Птицы не должны молча сидеть на камне, глядя на пустоши, горы и морской прибой, возле некоего существа, погруженного в свои мысли.
А главное, птицы не должны мелкими прыжками приближаться к этакой фигуре. Это противоестественно. Особенно если птица – ворон. Вдобавок так продолжалось уже несколько дней, он будто искал меня. Даже когда я шевелю руками или меняю позу, он не улетает. Вообще, я не очень-то верю в россказни о разумности животных, о вещуньях-собаках и интеллектуалках-кошках. Но я знаю, что за пределами захолустной территории нашего рассудка имеется столько неведомой, неукрощенной энергии, что всем исследовательским лабораториям мира хватит вопросов и работы на много десятилетий вперед.

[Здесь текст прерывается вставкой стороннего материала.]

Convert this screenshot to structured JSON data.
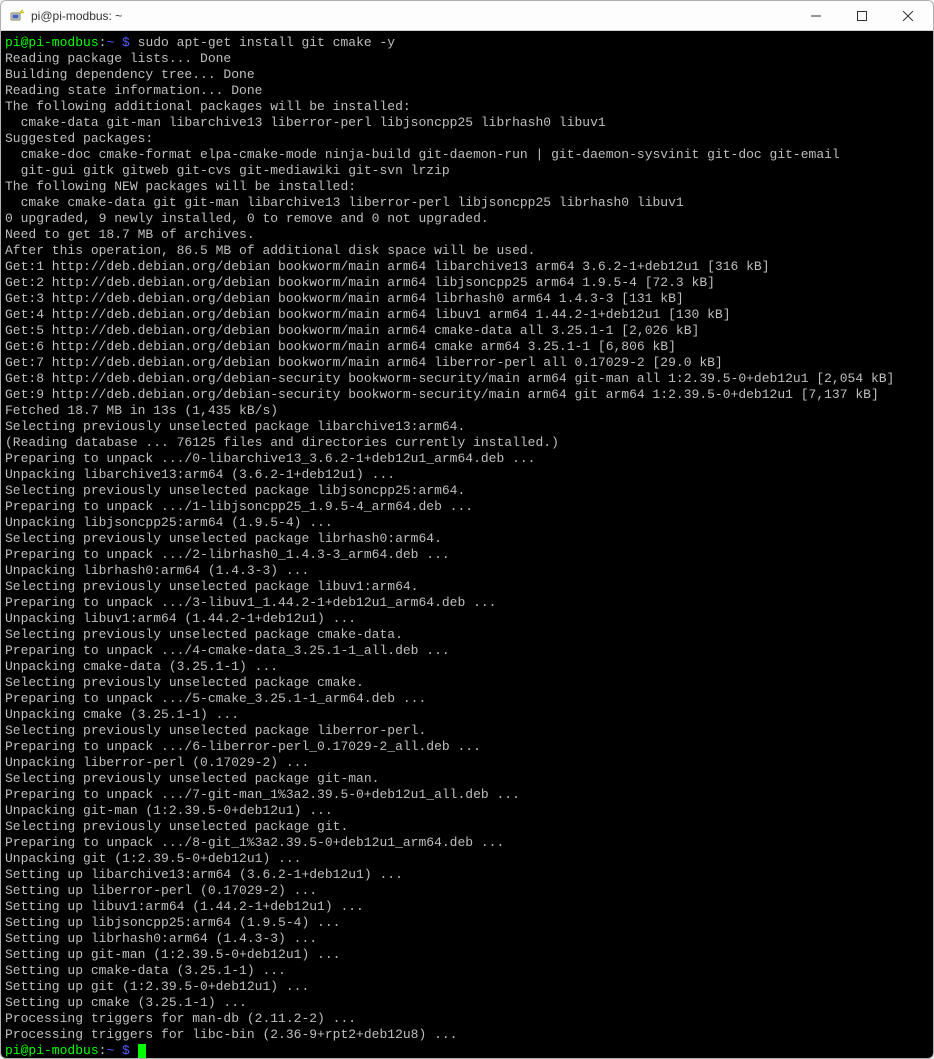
{
  "window": {
    "title": "pi@pi-modbus: ~"
  },
  "prompt": {
    "userhost": "pi@pi-modbus",
    "colon": ":",
    "path": "~ $",
    "command": " sudo apt-get install git cmake -y"
  },
  "output": [
    "Reading package lists... Done",
    "Building dependency tree... Done",
    "Reading state information... Done",
    "The following additional packages will be installed:",
    "  cmake-data git-man libarchive13 liberror-perl libjsoncpp25 librhash0 libuv1",
    "Suggested packages:",
    "  cmake-doc cmake-format elpa-cmake-mode ninja-build git-daemon-run | git-daemon-sysvinit git-doc git-email",
    "  git-gui gitk gitweb git-cvs git-mediawiki git-svn lrzip",
    "The following NEW packages will be installed:",
    "  cmake cmake-data git git-man libarchive13 liberror-perl libjsoncpp25 librhash0 libuv1",
    "0 upgraded, 9 newly installed, 0 to remove and 0 not upgraded.",
    "Need to get 18.7 MB of archives.",
    "After this operation, 86.5 MB of additional disk space will be used.",
    "Get:1 http://deb.debian.org/debian bookworm/main arm64 libarchive13 arm64 3.6.2-1+deb12u1 [316 kB]",
    "Get:2 http://deb.debian.org/debian bookworm/main arm64 libjsoncpp25 arm64 1.9.5-4 [72.3 kB]",
    "Get:3 http://deb.debian.org/debian bookworm/main arm64 librhash0 arm64 1.4.3-3 [131 kB]",
    "Get:4 http://deb.debian.org/debian bookworm/main arm64 libuv1 arm64 1.44.2-1+deb12u1 [130 kB]",
    "Get:5 http://deb.debian.org/debian bookworm/main arm64 cmake-data all 3.25.1-1 [2,026 kB]",
    "Get:6 http://deb.debian.org/debian bookworm/main arm64 cmake arm64 3.25.1-1 [6,806 kB]",
    "Get:7 http://deb.debian.org/debian bookworm/main arm64 liberror-perl all 0.17029-2 [29.0 kB]",
    "Get:8 http://deb.debian.org/debian-security bookworm-security/main arm64 git-man all 1:2.39.5-0+deb12u1 [2,054 kB]",
    "Get:9 http://deb.debian.org/debian-security bookworm-security/main arm64 git arm64 1:2.39.5-0+deb12u1 [7,137 kB]",
    "Fetched 18.7 MB in 13s (1,435 kB/s)",
    "Selecting previously unselected package libarchive13:arm64.",
    "(Reading database ... 76125 files and directories currently installed.)",
    "Preparing to unpack .../0-libarchive13_3.6.2-1+deb12u1_arm64.deb ...",
    "Unpacking libarchive13:arm64 (3.6.2-1+deb12u1) ...",
    "Selecting previously unselected package libjsoncpp25:arm64.",
    "Preparing to unpack .../1-libjsoncpp25_1.9.5-4_arm64.deb ...",
    "Unpacking libjsoncpp25:arm64 (1.9.5-4) ...",
    "Selecting previously unselected package librhash0:arm64.",
    "Preparing to unpack .../2-librhash0_1.4.3-3_arm64.deb ...",
    "Unpacking librhash0:arm64 (1.4.3-3) ...",
    "Selecting previously unselected package libuv1:arm64.",
    "Preparing to unpack .../3-libuv1_1.44.2-1+deb12u1_arm64.deb ...",
    "Unpacking libuv1:arm64 (1.44.2-1+deb12u1) ...",
    "Selecting previously unselected package cmake-data.",
    "Preparing to unpack .../4-cmake-data_3.25.1-1_all.deb ...",
    "Unpacking cmake-data (3.25.1-1) ...",
    "Selecting previously unselected package cmake.",
    "Preparing to unpack .../5-cmake_3.25.1-1_arm64.deb ...",
    "Unpacking cmake (3.25.1-1) ...",
    "Selecting previously unselected package liberror-perl.",
    "Preparing to unpack .../6-liberror-perl_0.17029-2_all.deb ...",
    "Unpacking liberror-perl (0.17029-2) ...",
    "Selecting previously unselected package git-man.",
    "Preparing to unpack .../7-git-man_1%3a2.39.5-0+deb12u1_all.deb ...",
    "Unpacking git-man (1:2.39.5-0+deb12u1) ...",
    "Selecting previously unselected package git.",
    "Preparing to unpack .../8-git_1%3a2.39.5-0+deb12u1_arm64.deb ...",
    "Unpacking git (1:2.39.5-0+deb12u1) ...",
    "Setting up libarchive13:arm64 (3.6.2-1+deb12u1) ...",
    "Setting up liberror-perl (0.17029-2) ...",
    "Setting up libuv1:arm64 (1.44.2-1+deb12u1) ...",
    "Setting up libjsoncpp25:arm64 (1.9.5-4) ...",
    "Setting up librhash0:arm64 (1.4.3-3) ...",
    "Setting up git-man (1:2.39.5-0+deb12u1) ...",
    "Setting up cmake-data (3.25.1-1) ...",
    "Setting up git (1:2.39.5-0+deb12u1) ...",
    "Setting up cmake (3.25.1-1) ...",
    "Processing triggers for man-db (2.11.2-2) ...",
    "Processing triggers for libc-bin (2.36-9+rpt2+deb12u8) ..."
  ],
  "prompt2": {
    "userhost": "pi@pi-modbus",
    "colon": ":",
    "path": "~ $"
  }
}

Ведь эти вопросы, которые Хайдеггер называет благочестием философии, суть единственные пути, ведущие к… чуть не сказал – к Богу, что здесь, на вересковых пустошах, сказать очень легко, может быть, ради этой легкости я и забираюсь сюда каждый день, прежде чем взять в руки перо. Во всяком случае, я внушал себе, что здесь пусто, что ничего не происходит, что я могу избавиться от моих скверных цивилизаторских привычек – например, от привычки искать по утрам в газете среди извещений о смерти мое собственное. Я изо всех сил делаю вид, будто, листая страницы, ищу совсем другое, но не удивляюсь, что изначально глаза посланы выполнять именно эту задачу. Вот и здесь, наверху, я уличил себя в сходном поведении: я пытаюсь рассматривать камни, лавовые глыбы и туманные линии горизонта, так сказать, посмертно. Пробую стать Никем, Ничем – но получается плохо, потому что за мной, за тобой, за нами всеми тянется Повесть.

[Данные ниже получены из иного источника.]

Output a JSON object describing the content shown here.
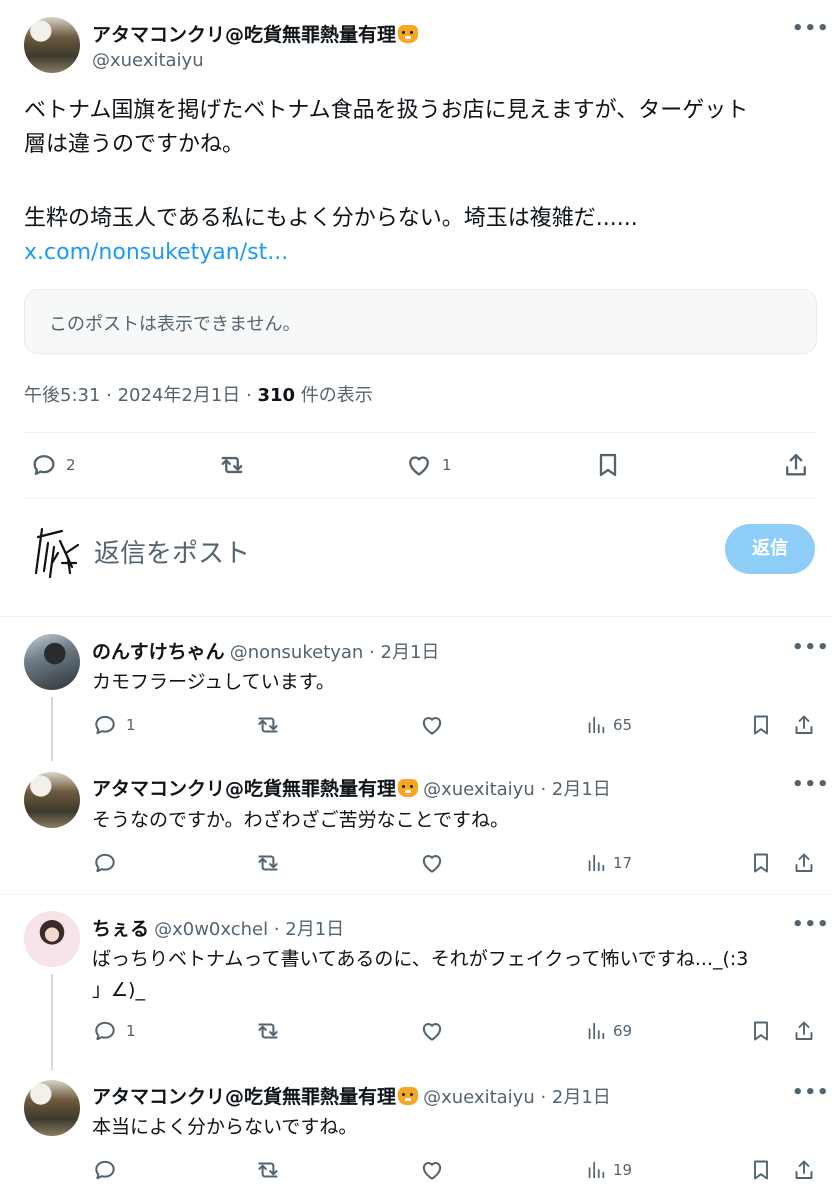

Цитирую отца: «я» «не имеет места».
Цитирую: его деятельность «прекращена».
Цитирую: в данный момент «я» «выведено из строя». Но толку мало. Повесть следует за тобой на расстоянии, подстерегает. В Рейкьявике, в Париже. Смотрит на тебя из разных пространств минувшей недели. Из глубин детства. С позиций поражения. Она не оставляет тебя в покое. Оттого-то и пустошь. Оттого и досада на этого ворона, который мне мешает. Но в конце концов я сдался. И встал.
– All right. Тогда пошли.
И ворон повел меня по этим диким местам, по лавовым полям и острым скалам, пока наконец через полчаса я не перегнулся через скальный выступ и не увидел далеко внизу его, вороново, гнездо.

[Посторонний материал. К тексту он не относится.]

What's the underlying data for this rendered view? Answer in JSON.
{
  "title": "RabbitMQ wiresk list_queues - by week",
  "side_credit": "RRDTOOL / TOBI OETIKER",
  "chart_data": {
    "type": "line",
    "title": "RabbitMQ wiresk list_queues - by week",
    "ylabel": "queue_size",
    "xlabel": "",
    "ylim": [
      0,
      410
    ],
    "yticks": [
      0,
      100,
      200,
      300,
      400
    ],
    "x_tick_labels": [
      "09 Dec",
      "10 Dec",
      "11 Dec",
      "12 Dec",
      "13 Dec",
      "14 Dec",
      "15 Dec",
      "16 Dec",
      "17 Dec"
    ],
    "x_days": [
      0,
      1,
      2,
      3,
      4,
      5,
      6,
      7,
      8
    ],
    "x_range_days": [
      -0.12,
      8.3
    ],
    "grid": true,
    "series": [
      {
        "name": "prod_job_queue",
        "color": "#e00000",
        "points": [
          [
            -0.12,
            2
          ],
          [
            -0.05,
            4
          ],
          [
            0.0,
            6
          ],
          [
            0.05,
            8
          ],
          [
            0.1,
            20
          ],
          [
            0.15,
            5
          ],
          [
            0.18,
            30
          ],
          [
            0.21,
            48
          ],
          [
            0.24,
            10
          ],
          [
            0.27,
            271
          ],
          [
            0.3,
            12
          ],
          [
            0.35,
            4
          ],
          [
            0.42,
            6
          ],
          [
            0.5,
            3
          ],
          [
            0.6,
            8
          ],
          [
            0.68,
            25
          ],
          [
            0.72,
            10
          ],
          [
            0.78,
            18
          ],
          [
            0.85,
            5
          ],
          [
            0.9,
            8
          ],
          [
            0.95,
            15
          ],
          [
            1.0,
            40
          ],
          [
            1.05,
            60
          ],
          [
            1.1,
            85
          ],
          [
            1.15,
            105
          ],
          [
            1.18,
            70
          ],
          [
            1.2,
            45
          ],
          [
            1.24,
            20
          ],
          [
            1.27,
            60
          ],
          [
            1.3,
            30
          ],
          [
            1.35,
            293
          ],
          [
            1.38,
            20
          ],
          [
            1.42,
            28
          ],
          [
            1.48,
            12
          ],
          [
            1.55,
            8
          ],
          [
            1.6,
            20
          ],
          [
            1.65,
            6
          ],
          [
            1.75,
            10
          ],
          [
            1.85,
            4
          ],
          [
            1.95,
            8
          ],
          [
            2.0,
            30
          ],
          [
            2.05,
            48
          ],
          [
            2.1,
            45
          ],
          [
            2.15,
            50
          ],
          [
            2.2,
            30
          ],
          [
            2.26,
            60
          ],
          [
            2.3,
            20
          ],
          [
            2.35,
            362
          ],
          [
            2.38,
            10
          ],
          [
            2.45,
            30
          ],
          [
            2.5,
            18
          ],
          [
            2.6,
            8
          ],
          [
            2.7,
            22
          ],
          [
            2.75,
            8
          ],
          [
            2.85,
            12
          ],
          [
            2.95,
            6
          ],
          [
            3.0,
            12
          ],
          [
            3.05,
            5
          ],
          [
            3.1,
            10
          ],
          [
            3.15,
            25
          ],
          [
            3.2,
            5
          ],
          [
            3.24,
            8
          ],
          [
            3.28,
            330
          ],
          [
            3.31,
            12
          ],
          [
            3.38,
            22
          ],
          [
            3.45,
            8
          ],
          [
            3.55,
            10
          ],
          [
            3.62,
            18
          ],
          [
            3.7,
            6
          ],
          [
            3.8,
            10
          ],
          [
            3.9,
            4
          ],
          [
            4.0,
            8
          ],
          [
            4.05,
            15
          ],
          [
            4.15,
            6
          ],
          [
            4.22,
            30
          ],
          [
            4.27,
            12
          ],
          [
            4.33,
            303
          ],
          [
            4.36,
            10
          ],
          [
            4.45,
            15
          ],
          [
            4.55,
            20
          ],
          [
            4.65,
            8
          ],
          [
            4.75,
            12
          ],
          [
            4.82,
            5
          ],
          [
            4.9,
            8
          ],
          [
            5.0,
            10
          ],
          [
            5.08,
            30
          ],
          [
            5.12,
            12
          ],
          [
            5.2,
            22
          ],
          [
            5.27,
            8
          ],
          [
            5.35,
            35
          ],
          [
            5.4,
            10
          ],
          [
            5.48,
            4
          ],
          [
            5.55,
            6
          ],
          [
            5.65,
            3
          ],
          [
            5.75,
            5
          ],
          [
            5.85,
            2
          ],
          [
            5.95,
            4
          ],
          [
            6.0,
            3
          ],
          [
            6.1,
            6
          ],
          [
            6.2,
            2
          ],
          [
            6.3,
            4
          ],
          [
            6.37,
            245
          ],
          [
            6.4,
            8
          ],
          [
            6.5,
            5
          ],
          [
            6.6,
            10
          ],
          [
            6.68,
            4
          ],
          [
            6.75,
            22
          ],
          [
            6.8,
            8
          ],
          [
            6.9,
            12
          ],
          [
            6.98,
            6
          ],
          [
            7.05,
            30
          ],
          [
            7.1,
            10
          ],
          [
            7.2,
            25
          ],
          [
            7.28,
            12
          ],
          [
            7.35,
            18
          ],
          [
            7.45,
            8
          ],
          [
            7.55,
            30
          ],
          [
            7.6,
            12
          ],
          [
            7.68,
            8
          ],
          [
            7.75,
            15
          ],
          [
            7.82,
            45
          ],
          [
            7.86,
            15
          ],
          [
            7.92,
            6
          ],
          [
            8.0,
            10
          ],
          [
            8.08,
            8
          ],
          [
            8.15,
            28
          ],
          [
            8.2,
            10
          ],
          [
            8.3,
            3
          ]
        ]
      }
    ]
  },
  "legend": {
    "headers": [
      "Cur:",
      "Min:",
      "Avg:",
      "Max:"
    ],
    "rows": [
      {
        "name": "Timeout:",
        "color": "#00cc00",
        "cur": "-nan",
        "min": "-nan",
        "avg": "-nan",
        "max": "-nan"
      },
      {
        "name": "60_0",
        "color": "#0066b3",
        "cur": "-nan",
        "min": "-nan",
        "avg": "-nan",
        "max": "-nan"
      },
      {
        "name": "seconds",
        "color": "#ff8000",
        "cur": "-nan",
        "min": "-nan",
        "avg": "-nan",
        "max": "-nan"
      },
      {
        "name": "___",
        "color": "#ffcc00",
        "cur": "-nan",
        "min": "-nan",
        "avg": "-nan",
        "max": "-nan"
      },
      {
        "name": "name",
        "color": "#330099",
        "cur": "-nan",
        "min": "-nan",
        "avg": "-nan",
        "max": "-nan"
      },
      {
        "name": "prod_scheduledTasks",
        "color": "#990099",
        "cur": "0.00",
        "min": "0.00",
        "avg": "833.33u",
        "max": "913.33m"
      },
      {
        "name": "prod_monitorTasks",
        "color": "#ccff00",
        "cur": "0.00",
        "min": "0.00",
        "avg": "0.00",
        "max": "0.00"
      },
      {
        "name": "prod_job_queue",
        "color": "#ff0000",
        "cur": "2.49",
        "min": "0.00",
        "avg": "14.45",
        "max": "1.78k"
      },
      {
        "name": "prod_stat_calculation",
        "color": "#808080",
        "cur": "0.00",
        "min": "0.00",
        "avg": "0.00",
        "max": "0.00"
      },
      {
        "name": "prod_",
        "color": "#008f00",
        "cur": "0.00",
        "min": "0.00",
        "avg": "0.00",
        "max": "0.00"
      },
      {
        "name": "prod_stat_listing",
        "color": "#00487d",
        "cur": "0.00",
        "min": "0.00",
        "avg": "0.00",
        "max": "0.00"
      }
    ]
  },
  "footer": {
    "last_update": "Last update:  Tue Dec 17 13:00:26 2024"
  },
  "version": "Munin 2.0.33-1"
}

И я увидел то, что видел и знал ворон: там, внизу, лежала мертвая его подруга. Лежала на груди, раскинув крылья во всем их блестящем великолепии. Мухи уже приступили к своей торжественной мессе. Вообще-то под крыльями должны бы находиться только-только вылупившиеся птенцы. Но их не было. Зато, сверкая как золото, в нескольких метрах подо мною, в расселине, лежала патронная гильза, а в скале торчало железное кольцо из тех, к каким крепят веревки и блоки.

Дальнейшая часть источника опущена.